What foods should I avoid for a healthy diet?

Avoiding certain foods can help you maintain a healthy diet and prevent diseases. Among the foods that is best limited are the ultra-processed, such as packaged snacks, cookies, soft drinks, sausages and fast food. These are usually rich in sugars, saturated or trans fats, and sodium, which can contribute to problems such as obesity, hypertension and cardiovascular diseases.

In addition, try to avoid fried or rebooted foods and those with artificial sweeteners in excess. Instead of focusing only on what you should avoid, focus on what you can add: fruits, vegetables, legumes, whole cereals and tubers, protein sources and healthy fats. Remember that we talk about limiting or avoiding and not prohibiting, don't forget to be flexible with yourself, life is dynamic and adapting to it without blaming ourselves is also part of a healthy life.

What can I do to improve my digestion?

Improving digestion begins with a fiber-rich diet, including fruits, vegetables, whole cereals and vegetables. Fiber helps regulate intestinal transit and prevents problems such as constipation. Also, make sure you drink enough water, as the fiber needs fluids to work properly.

Chew the food well and eat slowly to facilitate the digestive process. It is also important to avoid very greasy or heavy meals, especially before sleeping. Maintaining a regular exercise routine and reducing stress can also benefit your digestion. If you experience frequent discomfort, such as swelling, acidity or pain, consult a specialist to identify possible intolerances or conditions such as irritable bowel syndrome.

Is it bad to eat before sleep?

Eating right before sleep is not necessarily bad, but it depends on what you eat and how much. Extensive, fat or spicy meals near bedtime can cause indigestion and make sleep difficult. However, a light and balanced dinner can be beneficial, especially if you are hungry.

It is also important to avoid caffeine, alcohol and refined sugars at night, as they may interfere with your rest. Listen to your body and adjust your habits according to your needs.

How does food influence the mood?

Feeding has a direct impact on mood and mental health. Nutrients such as omega-3 fatty acids, present in blue fish, help to produce serotonin, known as the «happiness hormone».

A high diet of refined sugars and ultraprocessed foods can cause energy peaks followed by lower levels, which affects your mood. In addition, a poor diet in group B vitamins, magnesium and zinc has been associated with higher levels of stress and anxiety. Eating well not only feeds your body, but also your mind. To maintain a stable mood, choose a diet rich in natural and varied foods.

What are the best healthy snacks?

The best snacks are those that combine protein, fiber and healthy fats to keep you satisfied and energy. Some options include: a handful of nuts and a piece of fruit, carrot sticks or celery with hummus, natural yogurt with fruit and seeds, a hard egg and a slice of whole bread, a fruit shake with vegetable milk or vegetable drink. Choose options that are easy to prepare and fit your needs.

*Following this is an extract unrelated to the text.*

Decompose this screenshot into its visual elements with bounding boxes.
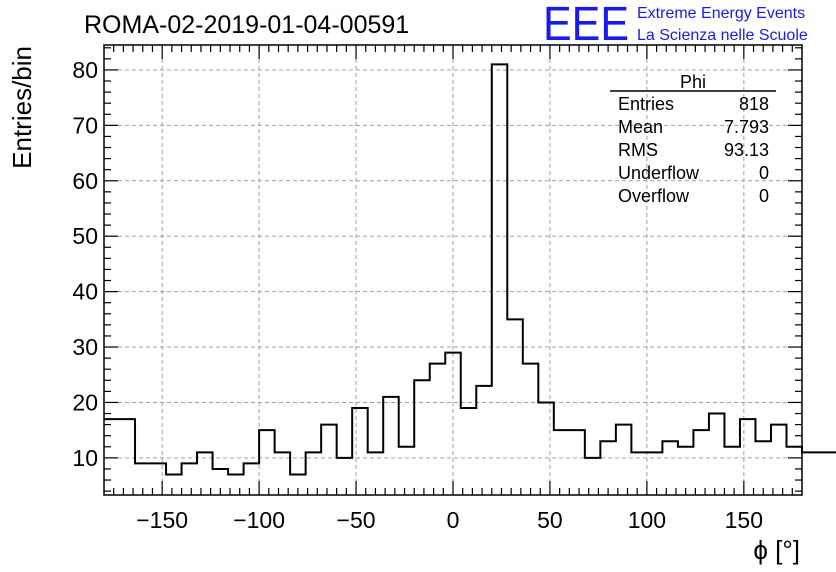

Avoid high-packed snacks in salt, sugars or trans fats. Eating healthy snacks between meals can help you maintain a constant level of energy and prevent excessive hunger in the main meals.

How does stress affect food?

Stress can have a significant impact on eating habits, so that it can make significant changes in food consumption and food behaviour. Therefore, it may lead to a lack of appetite, compulsivity or lack of interest in food.

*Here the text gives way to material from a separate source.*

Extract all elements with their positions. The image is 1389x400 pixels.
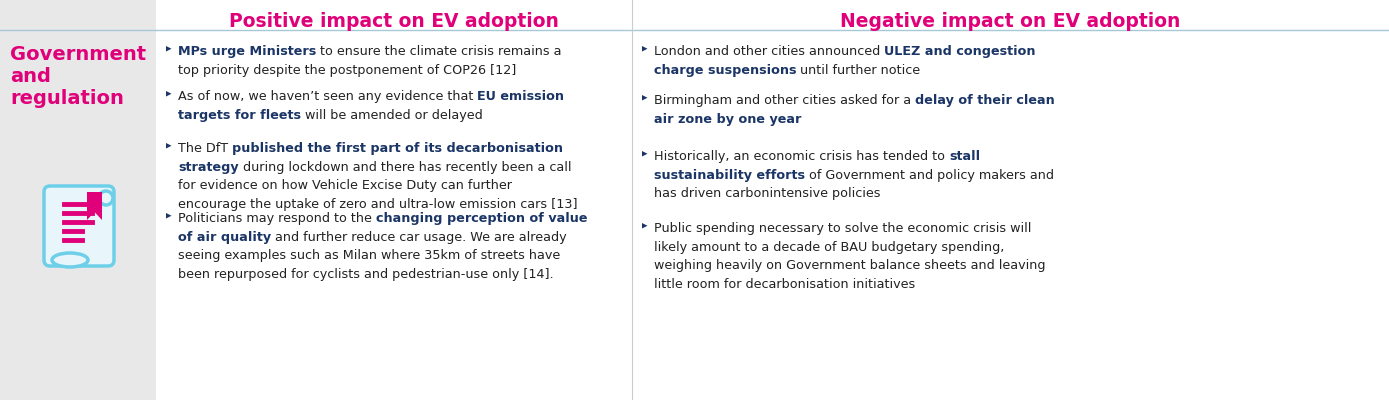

In addition, the cortisol produced in excess by chronic stress leads to the intake of products of high energy density and low nutritional quality and that this stress produces a need to consume food that gives us pleasant and compensatory feelings to stress as they encourage our body to produce endorphins and serotonin. These foods of low nutritional quality are usually breads, chocolates and high-fat foods, although they do not always have to be so. These foods are considered disruptors of the processes of regulation of appetite. For all this, it will be ideal to maintain a healthy diet to help our body to function properly, in addition to sleeping enough and practical relaxation techniques.